Cognitively normal controls
Inclusion Criteria

* Men and women >=50 years of age

* CDR Global Score = 0 and CDR Sum of Box Score = 0

* Normal cognition and function based on reliable informant report

* Judged to be cognitively within normal limits based on consensus review, including neuropsychological testing

* Must be willing and able to provide a blood specimen at baseline

* Participants should be residents of Texas or a surrounding state, within the catchment area for the center where they are enrolled, with the expectation that they will be able to return for follow-up visits.
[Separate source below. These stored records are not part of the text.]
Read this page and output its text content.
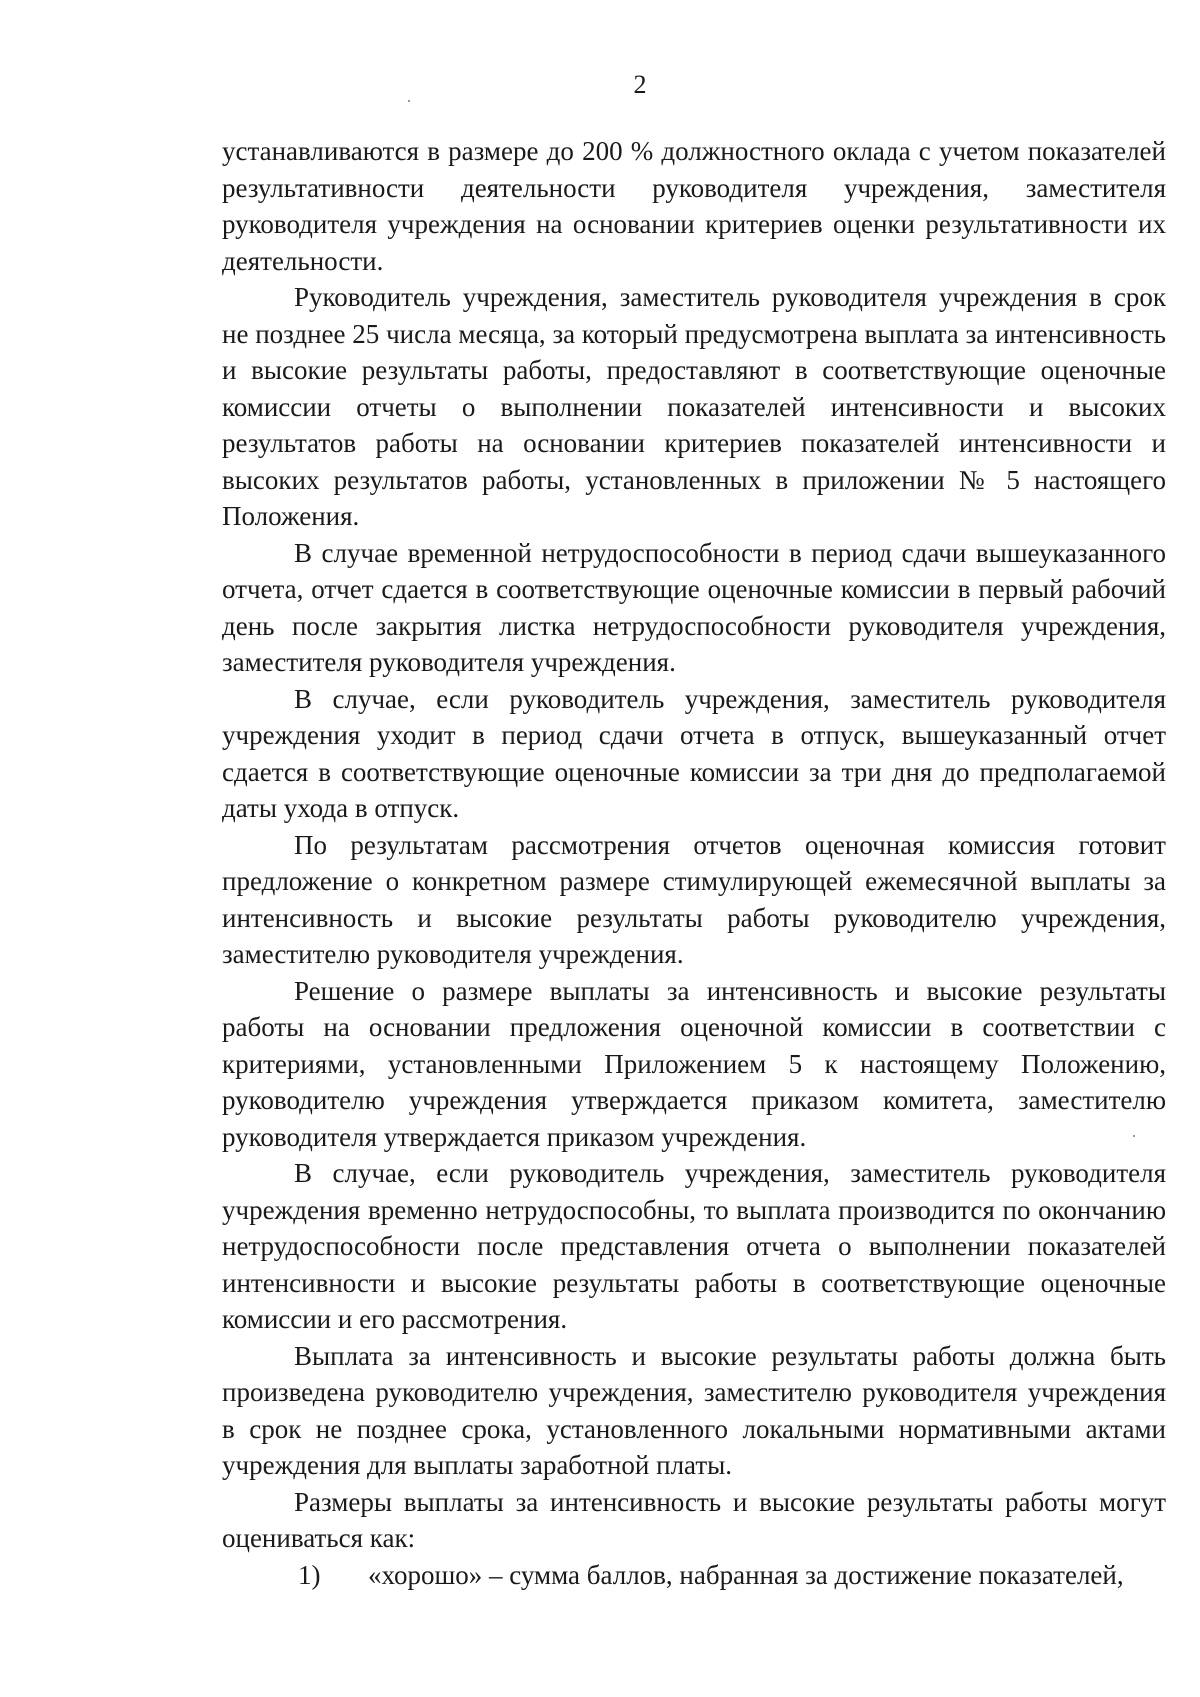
2

устанавливаются в размере до 200 % должностного оклада с учетом показателей результативности деятельности руководителя учреждения, заместителя руководителя учреждения на основании критериев оценки результативности их деятельности.

Руководитель учреждения, заместитель руководителя учреждения в срок не позднее 25 числа месяца, за который предусмотрена выплата за интенсивность и высокие результаты работы, предоставляют в соответствующие оценочные комиссии отчеты о выполнении показателей интенсивности и высоких результатов работы на основании критериев показателей интенсивности и высоких результатов работы, установленных в приложении № 5 настоящего Положения.

В случае временной нетрудоспособности в период сдачи вышеуказанного отчета, отчет сдается в соответствующие оценочные комиссии в первый рабочий день после закрытия листка нетрудоспособности руководителя учреждения, заместителя руководителя учреждения.

В случае, если руководитель учреждения, заместитель руководителя учреждения уходит в период сдачи отчета в отпуск, вышеуказанный отчет сдается в соответствующие оценочные комиссии за три дня до предполагаемой даты ухода в отпуск.

По результатам рассмотрения отчетов оценочная комиссия готовит предложение о конкретном размере стимулирующей ежемесячной выплаты за интенсивность и высокие результаты работы руководителю учреждения, заместителю руководителя учреждения.

Решение о размере выплаты за интенсивность и высокие результаты работы на основании предложения оценочной комиссии в соответствии с критериями, установленными Приложением 5 к настоящему Положению, руководителю учреждения утверждается приказом комитета, заместителю руководителя утверждается приказом учреждения.

В случае, если руководитель учреждения, заместитель руководителя учреждения временно нетрудоспособны, то выплата производится по окончанию нетрудоспособности после представления отчета о выполнении показателей интенсивности и высокие результаты работы в соответствующие оценочные комиссии и его рассмотрения.

Выплата за интенсивность и высокие результаты работы должна быть произведена руководителю учреждения, заместителю руководителя учреждения в срок не позднее срока, установленного локальными нормативными актами учреждения для выплаты заработной платы.

Размеры выплаты за интенсивность и высокие результаты работы могут оцениваться как:

1)	«хорошо» – сумма баллов, набранная за достижение показателей,
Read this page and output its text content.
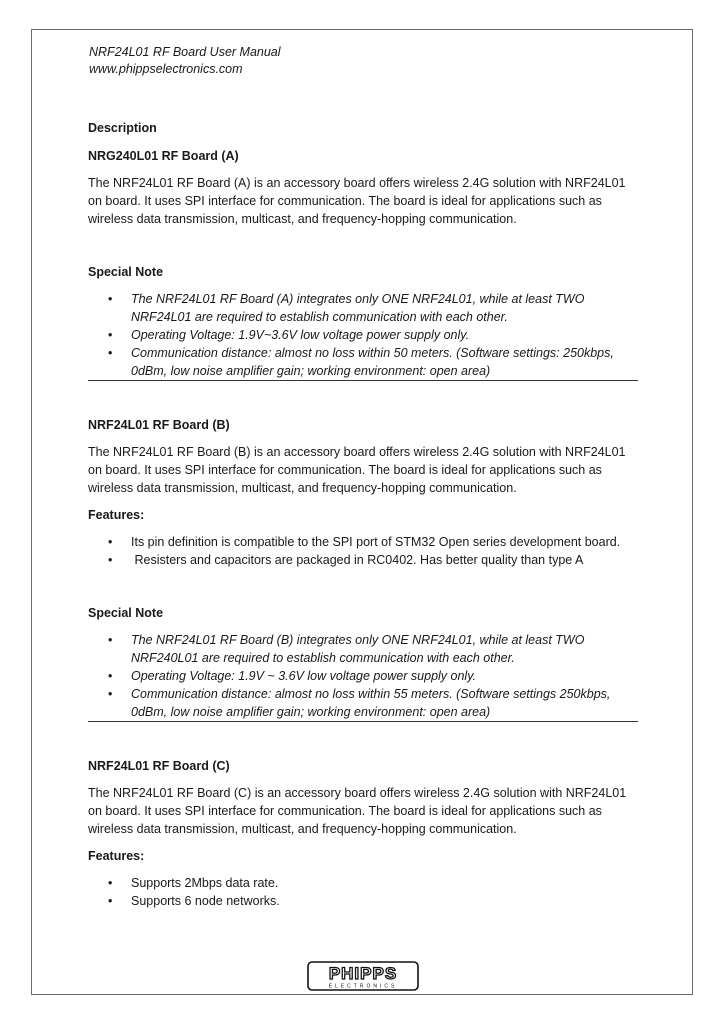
NRF24L01 RF Board User Manual
www.phippselectronics.com

Description

NRG240L01 RF Board (A)

The NRF24L01 RF Board (A) is an accessory board offers wireless 2.4G solution with NRF24L01 on board. It uses SPI interface for communication. The board is ideal for applications such as wireless data transmission, multicast, and frequency-hopping communication.

Special Note

• The NRF24L01 RF Board (A) integrates only ONE NRF24L01, while at least TWO NRF24L01 are required to establish communication with each other.
• Operating Voltage: 1.9V~3.6V low voltage power supply only.
• Communication distance: almost no loss within 50 meters. (Software settings: 250kbps, 0dBm, low noise amplifier gain; working environment: open area)

NRF24L01 RF Board (B)

The NRF24L01 RF Board (B) is an accessory board offers wireless 2.4G solution with NRF24L01 on board. It uses SPI interface for communication. The board is ideal for applications such as wireless data transmission, multicast, and frequency-hopping communication.

Features:

• Its pin definition is compatible to the SPI port of STM32 Open series development board.
•  Resisters and capacitors are packaged in RC0402. Has better quality than type A

Special Note

• The NRF24L01 RF Board (B) integrates only ONE NRF24L01, while at least TWO NRF240L01 are required to establish communication with each other.
• Operating Voltage: 1.9V ~ 3.6V low voltage power supply only.
• Communication distance: almost no loss within 55 meters. (Software settings 250kbps, 0dBm, low noise amplifier gain; working environment: open area)

NRF24L01 RF Board (C)

The NRF24L01 RF Board (C) is an accessory board offers wireless 2.4G solution with NRF24L01 on board. It uses SPI interface for communication. The board is ideal for applications such as wireless data transmission, multicast, and frequency-hopping communication.

Features:

• Supports 2Mbps data rate.
• Supports 6 node networks.
PHIPPS
ELECTRONICS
* All information must be Informantxbased (provided by someone other than the person being recruited) with reliability of informant based on judgment of examiner

Potentially allowable conditions

* History of conditions having the potential to affect cognition (e.g., heart attack, mild head injury) are allowed, providing no evidence of residual cognitive dysfunction on general medical evaluation and condition no longer active

* Active, chronic medical disease (e.g. diabetes, hypertension, thyroid) providing condition is adequately controlled and not causing cognitive compromise

* Subjects who are treated for depression but do not currently meet criteria for Major Depressive Disorder can be included.